Why did Avazu choose to move into the Chinese market? What challenges is Avazu facing within the China?
We chose penetrating the Chinese market due to its high growth rates of over 10% year to year and we see China as the future “must-enter” for all big US and EU marketers. The largest challenge we have been facing in China is the Chinese mentality, the way of working and doing business is completely different in comparison with Europeans and Americans. It starts with local customs of where to negotiate and close a deal to getting daily routine works done. So in my opinion localization is the biggest challenge for all Western companies entering a such closed market like China and that’s also the main reason why Western companies always fail in China (examples are Google vs. Baidu, Youtube vs. Youku and Tudou, ICQ vs. Tencent or Facebook vs. Renren & Kaixin).
The second challenge we are facing is more in teaching the market. Ad exchanges, DSP or RTB in China are quite unknown, so how can we let non-technical advertisers and local agencies understand the benefits of leveraging those new technologies? It starts with trust and reputation.
Are there many other retargeting and DSP’s companies in the Chinese marketplace?
We are currently the only DSP with RTB buying capacities and all the largest ad exchanges (including Adx, RMX) and SSPs (including Rubicon, Admeld, Pubmatic) integrated in China. However, DSP is becoming more and more a hype word in the Chinese VC and PE industries, which push their portfolio companies to launch businesses in those areas.
Are Chinese publishers receptive to Avazu and its offering?
Chinese publishers are accustomed to sell their inventories and ad placements for a fixed price per month or per year, which produces huge market inefficiency. This way of inventory management can work as long as the demand is significantly larger than the supply and the major part of the demand are branding-focused. However, Chinese online media industry is thinking now more about repositioning themselves for the future, separating the sales house part of their premium ad selling activities with the remnant one, and trying to automate the remnant inventory monetization through auction and bidding platforms. We are seeing here huge spaces for SSPs and ad exchanges for picking up those part of long-tail and remnant inventories.
Does Avazu offer global and local inventory?
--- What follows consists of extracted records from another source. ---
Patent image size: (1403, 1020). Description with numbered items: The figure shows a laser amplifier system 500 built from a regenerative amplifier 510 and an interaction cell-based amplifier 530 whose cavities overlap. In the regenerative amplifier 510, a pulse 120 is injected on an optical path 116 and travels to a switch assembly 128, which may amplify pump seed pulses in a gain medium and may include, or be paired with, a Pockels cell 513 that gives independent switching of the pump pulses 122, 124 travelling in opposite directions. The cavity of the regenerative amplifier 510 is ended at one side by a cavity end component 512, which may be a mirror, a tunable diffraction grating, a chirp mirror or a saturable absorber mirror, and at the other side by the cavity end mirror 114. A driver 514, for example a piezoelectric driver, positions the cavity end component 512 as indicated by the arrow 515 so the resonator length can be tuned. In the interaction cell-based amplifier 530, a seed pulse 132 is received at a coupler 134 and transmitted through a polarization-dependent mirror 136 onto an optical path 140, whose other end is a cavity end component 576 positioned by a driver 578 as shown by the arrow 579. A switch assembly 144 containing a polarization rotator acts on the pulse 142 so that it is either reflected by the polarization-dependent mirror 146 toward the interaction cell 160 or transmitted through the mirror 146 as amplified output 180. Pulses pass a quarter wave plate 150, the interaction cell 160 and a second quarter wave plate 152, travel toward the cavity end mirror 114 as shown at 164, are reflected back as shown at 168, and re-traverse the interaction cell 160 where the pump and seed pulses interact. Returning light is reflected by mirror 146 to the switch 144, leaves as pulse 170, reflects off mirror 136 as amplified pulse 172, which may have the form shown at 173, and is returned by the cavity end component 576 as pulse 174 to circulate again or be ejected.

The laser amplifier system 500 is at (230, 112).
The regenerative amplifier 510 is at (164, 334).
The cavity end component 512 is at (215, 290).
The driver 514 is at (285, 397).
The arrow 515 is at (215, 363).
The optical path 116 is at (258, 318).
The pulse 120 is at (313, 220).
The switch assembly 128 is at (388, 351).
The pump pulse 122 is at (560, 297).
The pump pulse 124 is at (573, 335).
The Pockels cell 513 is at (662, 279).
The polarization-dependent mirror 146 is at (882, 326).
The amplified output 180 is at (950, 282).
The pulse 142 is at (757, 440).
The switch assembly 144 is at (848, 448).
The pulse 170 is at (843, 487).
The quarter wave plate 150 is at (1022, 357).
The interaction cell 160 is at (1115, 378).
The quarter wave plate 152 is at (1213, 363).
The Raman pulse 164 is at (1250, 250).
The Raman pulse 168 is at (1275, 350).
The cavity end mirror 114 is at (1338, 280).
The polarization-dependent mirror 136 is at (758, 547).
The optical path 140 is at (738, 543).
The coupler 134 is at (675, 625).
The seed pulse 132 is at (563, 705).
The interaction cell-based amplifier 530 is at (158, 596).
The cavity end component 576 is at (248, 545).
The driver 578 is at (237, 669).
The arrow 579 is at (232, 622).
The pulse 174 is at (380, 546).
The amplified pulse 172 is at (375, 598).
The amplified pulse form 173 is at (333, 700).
Yes, Avazu currently has a team of over 100 media professionals covering 9 languages, as our root of business is still in Europe we can cover local, as well as global inventories.
How prevalent is RTB in the Chinese market?
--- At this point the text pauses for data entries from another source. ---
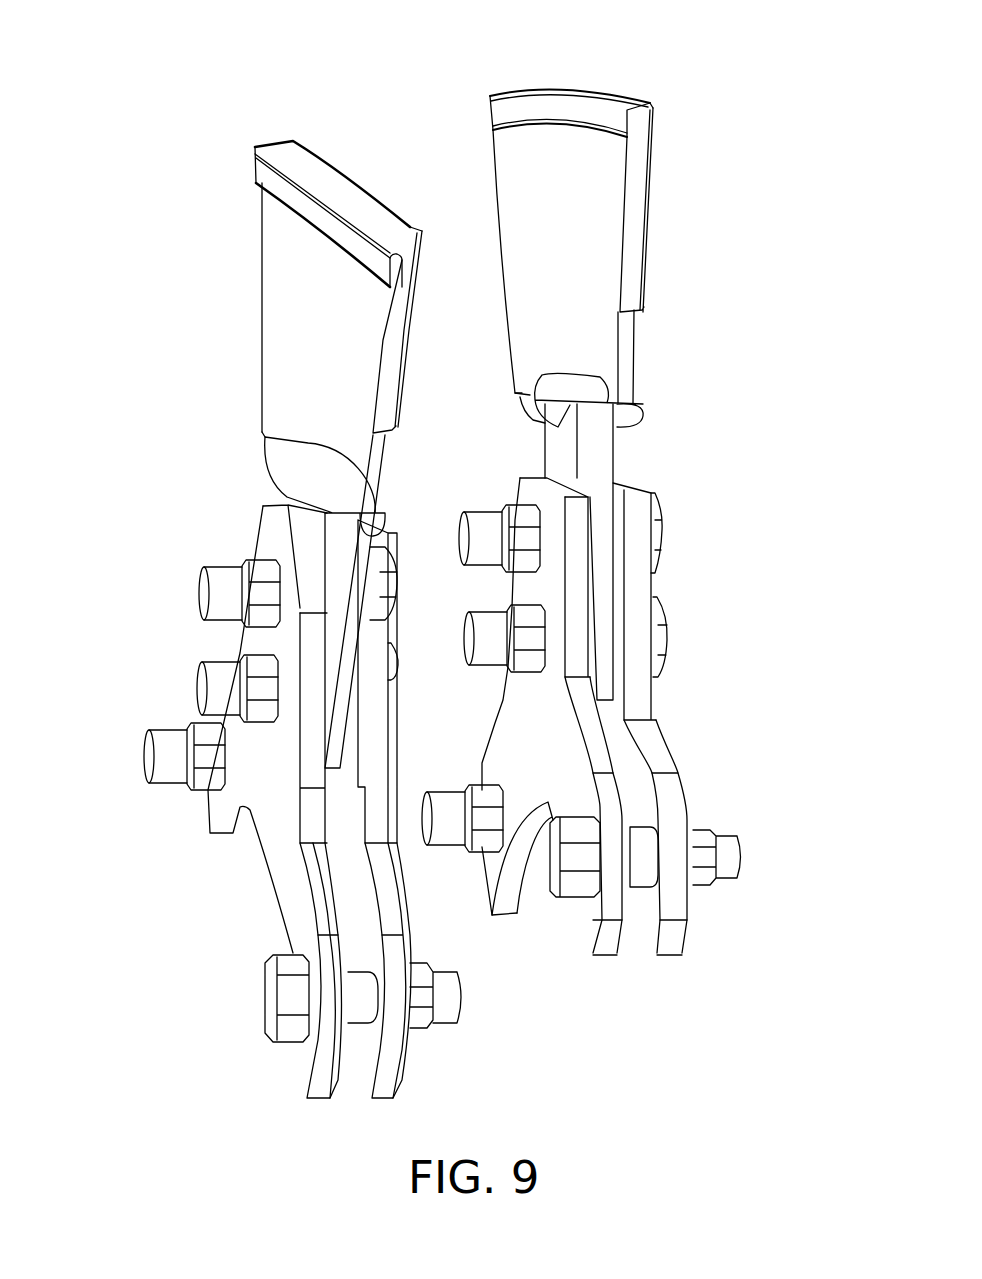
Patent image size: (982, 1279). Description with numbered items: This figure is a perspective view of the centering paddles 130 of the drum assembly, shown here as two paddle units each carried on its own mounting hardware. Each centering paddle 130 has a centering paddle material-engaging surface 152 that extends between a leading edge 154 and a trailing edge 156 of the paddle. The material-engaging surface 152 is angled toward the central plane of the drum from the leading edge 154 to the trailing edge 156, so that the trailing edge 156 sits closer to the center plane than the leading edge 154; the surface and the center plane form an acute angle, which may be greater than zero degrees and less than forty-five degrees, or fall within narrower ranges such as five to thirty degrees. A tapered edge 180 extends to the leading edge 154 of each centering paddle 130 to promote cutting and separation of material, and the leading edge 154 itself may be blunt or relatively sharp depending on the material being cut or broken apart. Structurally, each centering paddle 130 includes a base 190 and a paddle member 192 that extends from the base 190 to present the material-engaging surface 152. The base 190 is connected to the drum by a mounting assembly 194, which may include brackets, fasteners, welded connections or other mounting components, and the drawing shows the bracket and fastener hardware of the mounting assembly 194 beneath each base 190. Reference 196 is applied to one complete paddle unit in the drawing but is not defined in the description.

The centering paddle 130 is at (255, 147).
The centering paddle material-engaging surface 152 is at (287, 263).
The leading edge 154 is at (392, 368).
The trailing edge 156 is at (258, 323).
The tapered edge 180 is at (418, 253).
The base 190 is at (288, 497).
The paddle member 192 is at (598, 350).
The mounting assembly 194 is at (150, 702).
The blade assembly 196 is at (681, 169).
RTB is not prevalent at all in the Chinese markets, the entire ad ecosystem is still in the growing process, evolving at an impressive pace. Our RTB biddable inventories in China are currently about 5 to 7 billion impressions monthly, compared with 4 billion biddable RTB impressions daily globally, we hope to increase this amount fivefold next year in China.
How do you see the online advertising landscape evolving over the next 6 – 12 months？
I’m seeing huge amount of capital from VCs and PEs pumping into the online ad industry, pushing their portfolio companies becoming one of the top guys in Terence Kawaja’s US ad ecosystem landscape. Over the next 6 to 12 months the players in the market will become more specialized and for me specialization is equal to maturity. Advertisers and agencies from the demand side will also be more willing to leverage new technologies like RTB and DSP and give them a try, which can drive the publishers to use yield optimizers and private ad exchanges for inventory monetization.